Dalam logika produsen dan penjual miras oplosan, hak orang lain halal dikorbankan asalkan kepentingan pribadi (private interest) bisa terwujud. Produksi miras oplosan terus berlanjut. Sebab, hanya bermodal kecil, seseorang bisa meraup untung puluhan juta hingga miliaran rupiah. Itu diperparah dengan kenyataan bahwa minuman beralkohol legal lebih sulit didapat karena penjualannya dibatasi.
Korban-korban miras oplosan semakin tersudut karena selama ini kita lebih disibukkan dengan data statistik mengenai maraknya kriminalitas, meningkatnya degradasi moral, menurunnya tingkat kecerdasan, dangkalnya kebudayaan, serta rentannya hubungan sosial sebagai dampak negatif konsumsi miras (alkoholisme). Padahal, rasanya kurang berimbang jika kita terburu-terburu menuding mereka sebagai kambing hitam tanpa menggali lebih dalam motif dasar mengapa mereka mengonsumsi miras.
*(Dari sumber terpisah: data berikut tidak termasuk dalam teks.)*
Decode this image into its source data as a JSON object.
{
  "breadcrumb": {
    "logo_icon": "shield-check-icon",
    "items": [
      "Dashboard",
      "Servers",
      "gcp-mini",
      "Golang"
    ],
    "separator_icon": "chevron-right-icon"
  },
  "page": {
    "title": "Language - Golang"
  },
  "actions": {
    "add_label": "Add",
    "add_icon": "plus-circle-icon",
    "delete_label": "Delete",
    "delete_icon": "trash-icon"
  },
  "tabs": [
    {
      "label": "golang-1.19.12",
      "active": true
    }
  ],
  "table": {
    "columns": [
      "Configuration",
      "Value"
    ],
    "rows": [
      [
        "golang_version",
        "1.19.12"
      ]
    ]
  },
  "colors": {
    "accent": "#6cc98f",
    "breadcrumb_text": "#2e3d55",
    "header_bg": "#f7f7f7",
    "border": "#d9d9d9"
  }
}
Bila ditelisik, ada sejumlah alasan mengapa akhir-akhir ini alkoholisme begitu marak. Pertama, ia menjadi final solution bagi orang-orang kecil saat sudah tidak ada yang dapat diharapkan. Mereka sudah mentok dengan kehidupan yang lebih berpihak kepada orang-orang berdompet tebal.
Dengan mabuk, ada keyakinan bahwa mereka masih menyimpan harapan pada hari esok. Harapan yang sebenarnya tidak lebih dari sekadar fatamorgana. Dalam minda mereka, seolah terpatri slogan penghibur: ”Kesusahan boleh datang silih berganti asalkan satu kesenangan bisa diraih hari ini”. Mereka sadar bahwa sesaat setelah pengaruh miras hilang, mereka akan bergaul kembali dengan penderitaan.